I convinced my wife that a disposal was bad for septic systems, and the septic guy agreed. One LESS thing to repair! We compost all plant matter, and meat byproducts go out in the trash.
It's interesting that so many cities, counties, and states have required pumping intervals. That's new to me.
From what I understand, our neighbors in Wisconsin have mandatory pumping intervals.
I personally think that from a public health standpoint that’s a good idea, even though it would add cost to me.
What is especially bothersome is that I have neighbors two places down the lakeshore that still have only a couple of fifty five gallon drums buried for their sewage. It’s been like that since the house was constructed in about 1969 or 1970.
A friend had, until recently, a pipe buried under the gravel county road leading to an open ditch that lead to a creek.
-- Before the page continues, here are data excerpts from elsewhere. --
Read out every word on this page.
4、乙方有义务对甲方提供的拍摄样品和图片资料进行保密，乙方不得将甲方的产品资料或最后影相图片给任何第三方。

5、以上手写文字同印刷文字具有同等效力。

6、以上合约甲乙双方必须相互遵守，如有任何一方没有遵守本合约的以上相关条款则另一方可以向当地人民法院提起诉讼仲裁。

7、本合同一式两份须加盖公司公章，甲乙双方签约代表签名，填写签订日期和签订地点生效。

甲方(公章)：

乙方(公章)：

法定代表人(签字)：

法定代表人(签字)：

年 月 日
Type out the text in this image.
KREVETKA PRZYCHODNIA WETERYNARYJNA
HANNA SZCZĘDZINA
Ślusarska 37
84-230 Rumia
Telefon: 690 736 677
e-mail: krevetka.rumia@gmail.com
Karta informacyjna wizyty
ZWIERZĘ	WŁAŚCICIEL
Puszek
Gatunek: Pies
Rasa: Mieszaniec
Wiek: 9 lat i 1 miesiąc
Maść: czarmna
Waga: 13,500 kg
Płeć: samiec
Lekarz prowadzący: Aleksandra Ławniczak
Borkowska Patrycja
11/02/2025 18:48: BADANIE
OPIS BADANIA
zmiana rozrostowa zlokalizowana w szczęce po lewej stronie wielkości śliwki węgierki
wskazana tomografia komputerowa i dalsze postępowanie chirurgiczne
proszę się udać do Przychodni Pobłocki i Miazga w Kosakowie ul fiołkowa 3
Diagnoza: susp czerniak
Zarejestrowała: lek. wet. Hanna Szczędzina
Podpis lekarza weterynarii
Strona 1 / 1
To say that the Health Department wasn’t pleased when he applied for a septic permit would be an understatement. They thought stuff like that was resolved decades ago.
Ten or twelve years ago the septic haulers were still dumping the sludge on county owned land near / on the lake shore on what is called stamp sands, made up from the rock that contained native copper. In the late 1800s through the 1960s the mining companies would crush rock from mines, some over a mile deep, into fine sand as part of the copper extraction process, then dump the residual sand in the lakes. Basically environmental terrorism. Those tailings eventually became Superfund sites.
Now the sludge haulers have to process the sludge through municipal wastewater treatment plants.